> Junges Theater - 'Kabale und Liebe'
>
|
|
|
|
|


> 9|05 theater

Schiller pur im Lagerhaus

Das Junge Theater Göttingen startet mit "Kabale und Liebe" in einer starken Inszenierung in die Saison 2005/2006


> Der Piccolo am Anfang? Harmlos. Die Limonade am Ende - die hat es in sich. Zwischen den Getränken entwickelt sich ein Krimi voller Macht und Liebe, von Meisterhand geschrieben, von einem Bühnen-Hexenmeister inszeniert. Zum Saisonstart des Jungen Theaters jagt Intendant Andreas Döring sein Ensemble unter Hochdruck durch einen deutschen Klassiker: Friedrich von Schiller liefert mit "Kabale und Liebe" eine Steilvorlage für zeitlose Dramatik um liebe, Freiheit und Selbstbestimmung, die jeder Zeit in Unterdrückung und Gewalt kippen können - und auch kippt. Präsidenten-Sohn Ferdinand von Walter liebt Luise Miller, Stadtmusikanten-Tochter.

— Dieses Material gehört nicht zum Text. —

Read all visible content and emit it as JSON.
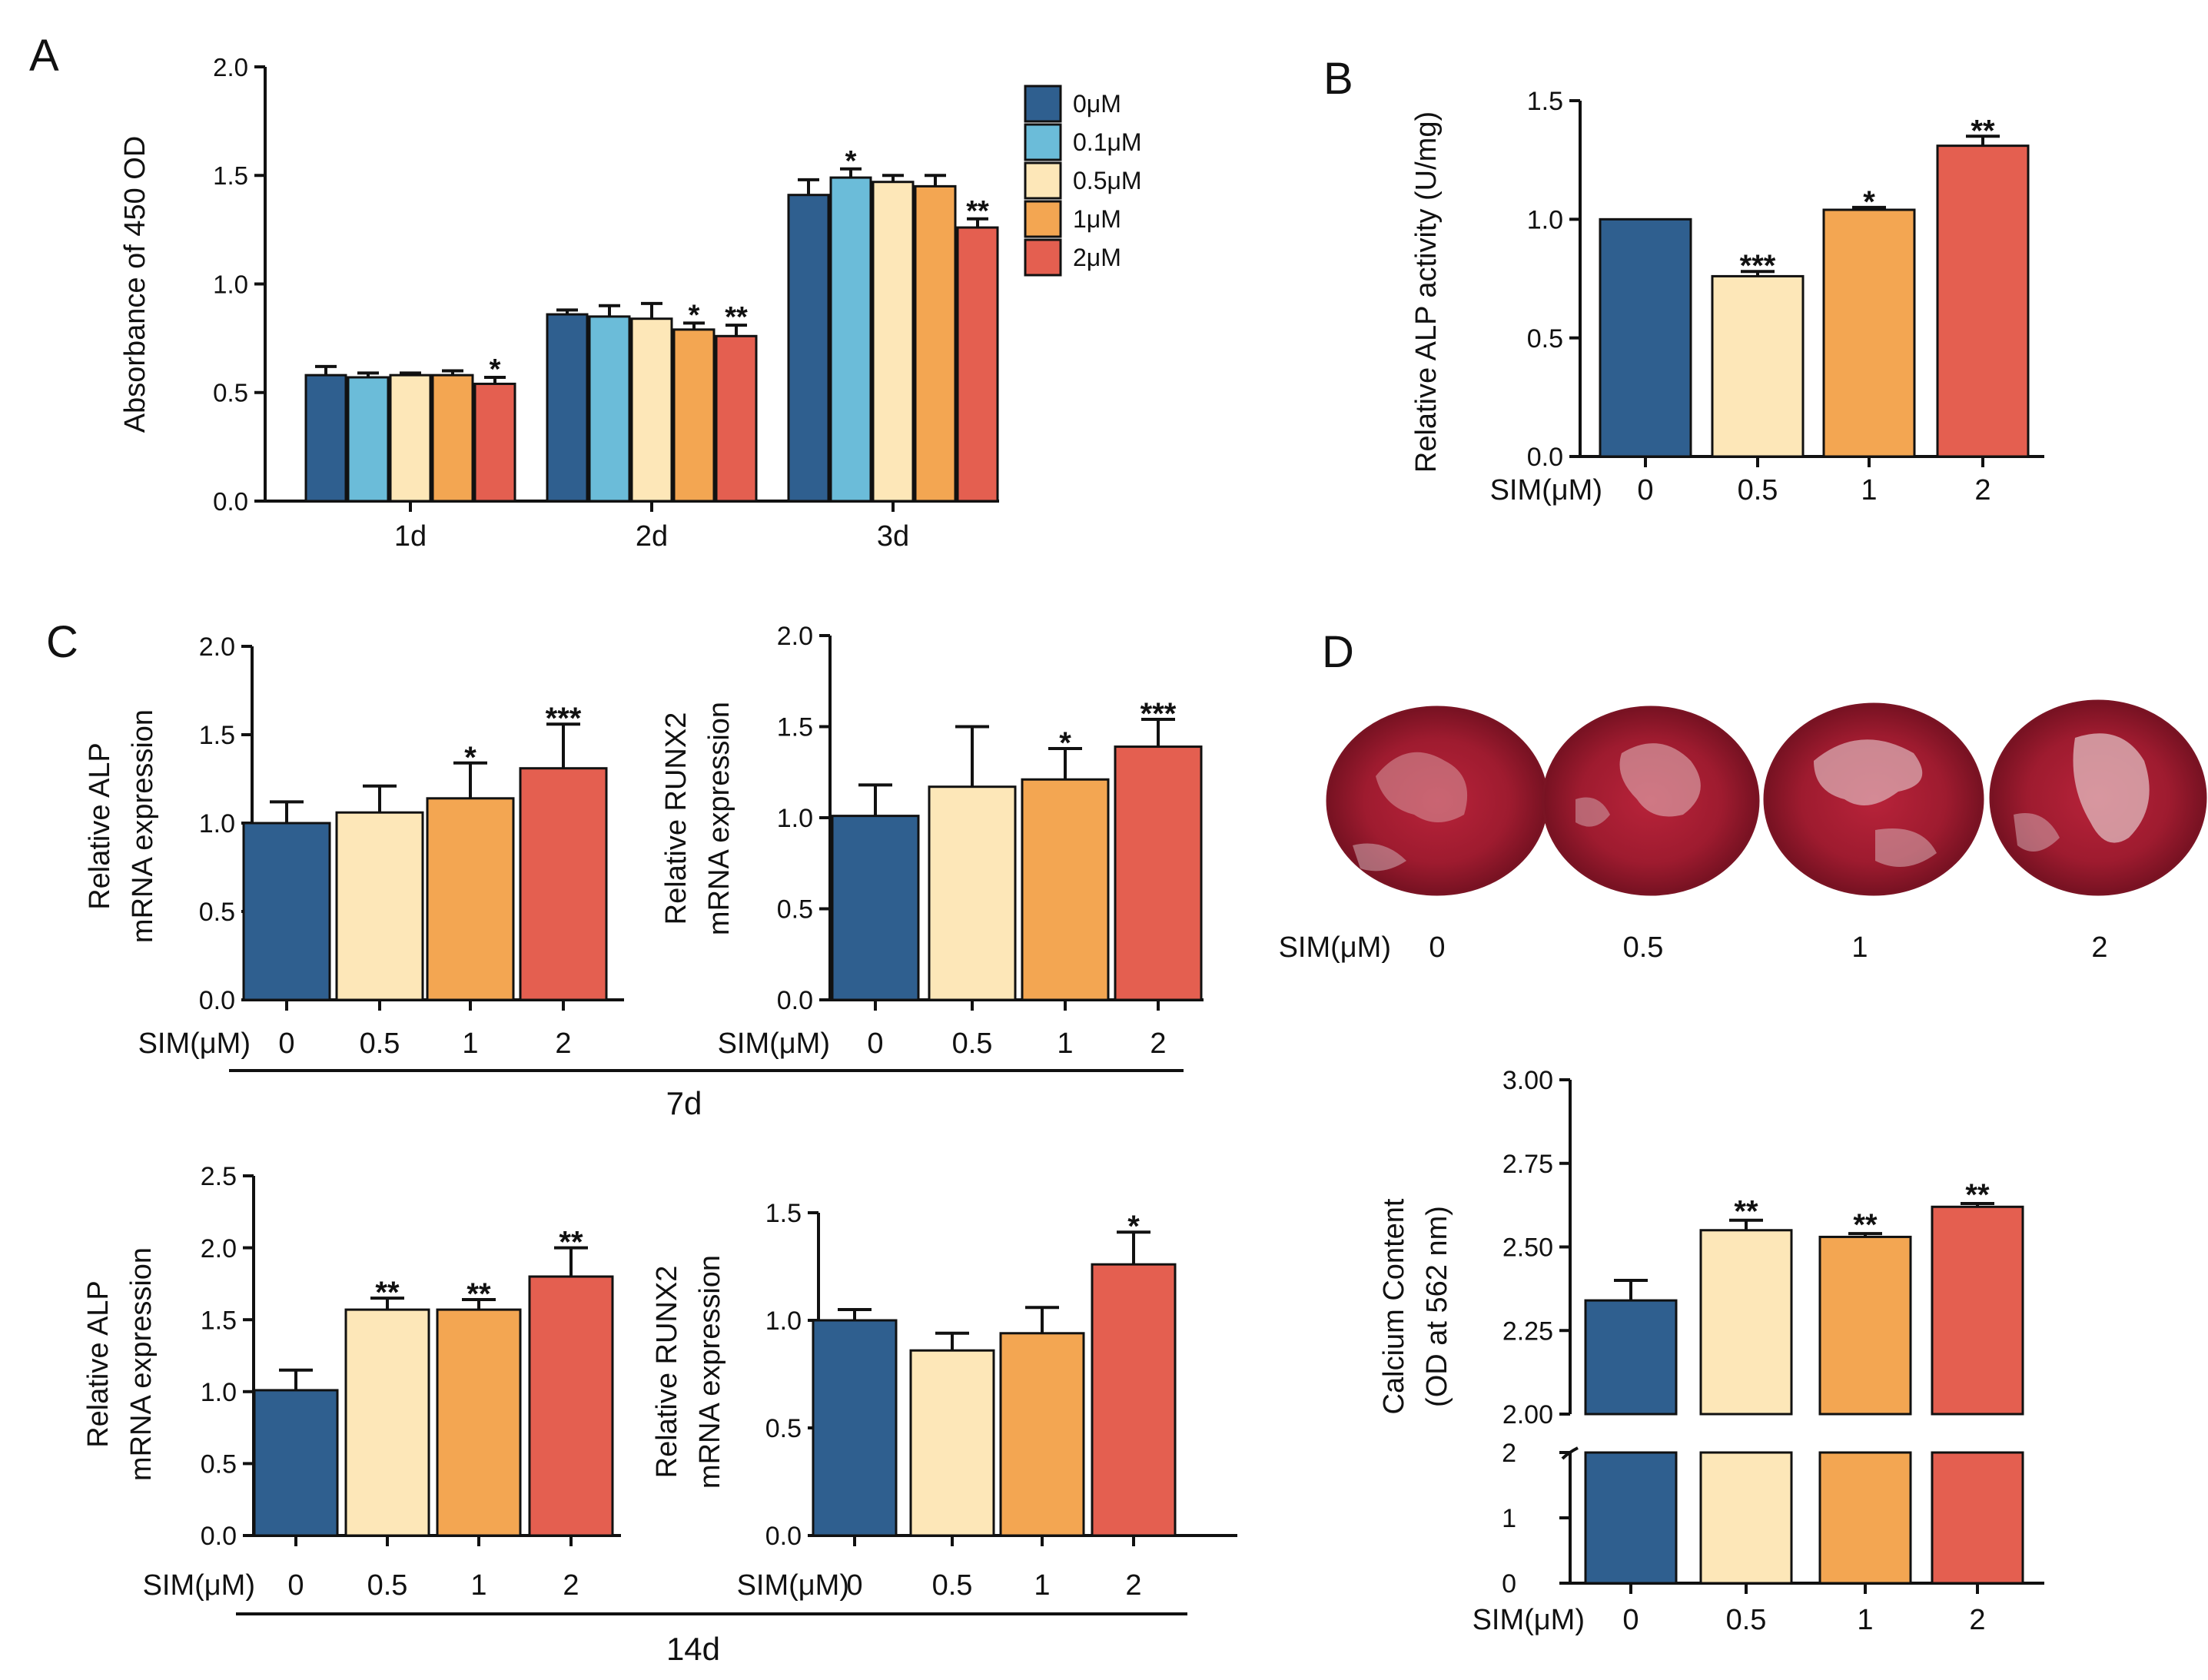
{
  "colors": {
    "c0": "#2f5f8f",
    "c01": "#6bbcd9",
    "c05": "#fde7b8",
    "c1": "#f3a652",
    "c2": "#e45f50"
  },
  "chart_data": [
    {
      "id": "A",
      "panel_label": "A",
      "type": "bar",
      "title": "",
      "xlabel": "",
      "ylabel": "Absorbance of 450 OD",
      "ylim": [
        0,
        2.0
      ],
      "yticks": [
        "0.0",
        "0.5",
        "1.0",
        "1.5",
        "2.0"
      ],
      "categories": [
        "1d",
        "2d",
        "3d"
      ],
      "legend": [
        "0μM",
        "0.1μM",
        "0.5μM",
        "1μM",
        "2μM"
      ],
      "series": [
        {
          "name": "0μM",
          "values": [
            0.58,
            0.86,
            1.41
          ],
          "err": [
            0.04,
            0.02,
            0.07
          ],
          "sig": [
            "",
            "",
            ""
          ]
        },
        {
          "name": "0.1μM",
          "values": [
            0.57,
            0.85,
            1.49
          ],
          "err": [
            0.02,
            0.05,
            0.04
          ],
          "sig": [
            "",
            "",
            "*"
          ]
        },
        {
          "name": "0.5μM",
          "values": [
            0.58,
            0.84,
            1.47
          ],
          "err": [
            0.01,
            0.07,
            0.03
          ],
          "sig": [
            "",
            "",
            ""
          ]
        },
        {
          "name": "1μM",
          "values": [
            0.58,
            0.79,
            1.45
          ],
          "err": [
            0.02,
            0.03,
            0.05
          ],
          "sig": [
            "",
            "*",
            ""
          ]
        },
        {
          "name": "2μM",
          "values": [
            0.54,
            0.76,
            1.26
          ],
          "err": [
            0.03,
            0.05,
            0.04
          ],
          "sig": [
            "*",
            "**",
            "**"
          ]
        }
      ]
    },
    {
      "id": "B",
      "panel_label": "B",
      "type": "bar",
      "title": "",
      "xlabel": "SIM(μM)",
      "ylabel": "Relative ALP activity (U/mg)",
      "ylim": [
        0,
        1.5
      ],
      "yticks": [
        "0.0",
        "0.5",
        "1.0",
        "1.5"
      ],
      "categories": [
        "0",
        "0.5",
        "1",
        "2"
      ],
      "values": [
        1.0,
        0.76,
        1.04,
        1.31
      ],
      "err": [
        0.0,
        0.02,
        0.01,
        0.04
      ],
      "sig": [
        "",
        "***",
        "*",
        "**"
      ]
    },
    {
      "id": "C1",
      "panel_label": "C",
      "type": "bar",
      "title": "",
      "xlabel": "SIM(μM)",
      "ylabel": [
        "Relative ALP",
        "mRNA expression"
      ],
      "ylim": [
        0,
        2.0
      ],
      "yticks": [
        "0.0",
        "0.5",
        "1.0",
        "1.5",
        "2.0"
      ],
      "categories": [
        "0",
        "0.5",
        "1",
        "2"
      ],
      "values": [
        1.0,
        1.06,
        1.14,
        1.31
      ],
      "err": [
        0.12,
        0.15,
        0.2,
        0.25
      ],
      "sig": [
        "",
        "",
        "*",
        "***"
      ]
    },
    {
      "id": "C2",
      "type": "bar",
      "title": "",
      "xlabel": "SIM(μM)",
      "ylabel": [
        "Relative RUNX2",
        "mRNA expression"
      ],
      "ylim": [
        0,
        2.0
      ],
      "yticks": [
        "0.0",
        "0.5",
        "1.0",
        "1.5",
        "2.0"
      ],
      "categories": [
        "0",
        "0.5",
        "1",
        "2"
      ],
      "values": [
        1.01,
        1.17,
        1.21,
        1.39
      ],
      "err": [
        0.17,
        0.33,
        0.17,
        0.15
      ],
      "sig": [
        "",
        "",
        "*",
        "***"
      ]
    },
    {
      "id": "C3",
      "type": "bar",
      "title": "",
      "xlabel": "SIM(μM)",
      "ylabel": [
        "Relative ALP",
        "mRNA expression"
      ],
      "ylim": [
        0,
        2.5
      ],
      "yticks": [
        "0.0",
        "0.5",
        "1.0",
        "1.5",
        "2.0",
        "2.5"
      ],
      "categories": [
        "0",
        "0.5",
        "1",
        "2"
      ],
      "values": [
        1.01,
        1.57,
        1.57,
        1.8
      ],
      "err": [
        0.14,
        0.08,
        0.07,
        0.2
      ],
      "sig": [
        "",
        "**",
        "**",
        "**"
      ]
    },
    {
      "id": "C4",
      "type": "bar",
      "title": "",
      "xlabel": "SIM(μM)",
      "ylabel": [
        "Relative RUNX2",
        "mRNA expression"
      ],
      "ylim": [
        0,
        1.5
      ],
      "yticks": [
        "0.0",
        "0.5",
        "1.0",
        "1.5"
      ],
      "categories": [
        "0",
        "0.5",
        "1",
        "2"
      ],
      "values": [
        1.0,
        0.86,
        0.94,
        1.26
      ],
      "err": [
        0.05,
        0.08,
        0.12,
        0.15
      ],
      "sig": [
        "",
        "",
        "",
        "*"
      ]
    },
    {
      "id": "D",
      "panel_label": "D",
      "type": "bar",
      "title": "",
      "xlabel": "SIM(μM)",
      "ylabel": [
        "Calcium Content",
        "(OD at 562 nm)"
      ],
      "ylim": [
        0,
        3.0
      ],
      "axis_break": [
        2.0,
        2.0
      ],
      "yticks_upper": [
        "2.00",
        "2.25",
        "2.50",
        "2.75",
        "3.00"
      ],
      "yticks_lower": [
        "0",
        "1",
        "2"
      ],
      "categories": [
        "0",
        "0.5",
        "1",
        "2"
      ],
      "values": [
        2.34,
        2.55,
        2.53,
        2.62
      ],
      "err": [
        0.06,
        0.03,
        0.01,
        0.01
      ],
      "sig": [
        "",
        "**",
        "**",
        "**"
      ]
    }
  ],
  "group_labels": {
    "d7": "7d",
    "d14": "14d"
  },
  "stain_row": {
    "xlabel": "SIM(μM)",
    "labels": [
      "0",
      "0.5",
      "1",
      "2"
    ]
  }
}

Die heimliche Beziehung trifft auf heftigen Widerstand. Der Präsident will seinen Sohn zwingen, die Geliebte des Fürsten, Lady Milford zu heiraten: um den Zugriff auf die einflussreiche junge Dame "in der Familie" zu behalten und Ferdinands Karriere zu befördern. Doch der Vater hat die Rechnung ohne den Sohn gemacht. Der gesteht seine Liebe zu Luise der Lady, doch die geizt nicht mit ihren Reizen. Vergeblich. Mit Hilfe des enttäuschten Nebenbuhlers Wurm spinnt nun der Präsident eine Intrige, um die Liaison zwischen Ferdinand und Luise zu zerstören. Aus Opfern werden Täter und umgekehrt.

Regisseur Döring hat Schillers Radikales Erbe aufs Wesentliche reduziert. Den Text erhalten und die Handlung mit seinem Bühnenbild dorthin verlegt, wo es in Krimis oft zum Showdown kommt: In eine Lagerhalle ohne Tageslicht. Und dafür dort mit raffiniert gezauberter Beleuchtung plus diverser Drinks und einem Sofa zum Lieben und Sterben den Rahmen für sein Schauspiel-Team geschaffen, das eine Hauptrolle nahtlos an die andere reiht:

Allen voran die wunderbar verzweifelten Liebenden Sonja Elena Schroeder (Luise) und Daniel Sellier (Ferdinand), als Präsident einschüchternd erbarmungslos bis fast zum ungeheuren Schluss Jan Reinartz. Agnes Giese und Dirk Böther lassen mächtig am Schicksal ihre Tochter Luise mitfühlen. Axel Theune sorgt als deren vermeintlicher Lover für Heiterkeit im Saal. Florian Kleine wird zum hinterlistigen Wurm. Karin Hanczewski schließlich stellt sich nachdrücklich in ihrer ersten Rolle am JT vor: als im roten Licht erscheinende umwerfende Lady Milford, deren tragischer Monolog Gänsehaut erzeugt. Knapp drei Stunden Schiller pur, die scheinbar nur die Hälfte dauern, sind das Ergebnis.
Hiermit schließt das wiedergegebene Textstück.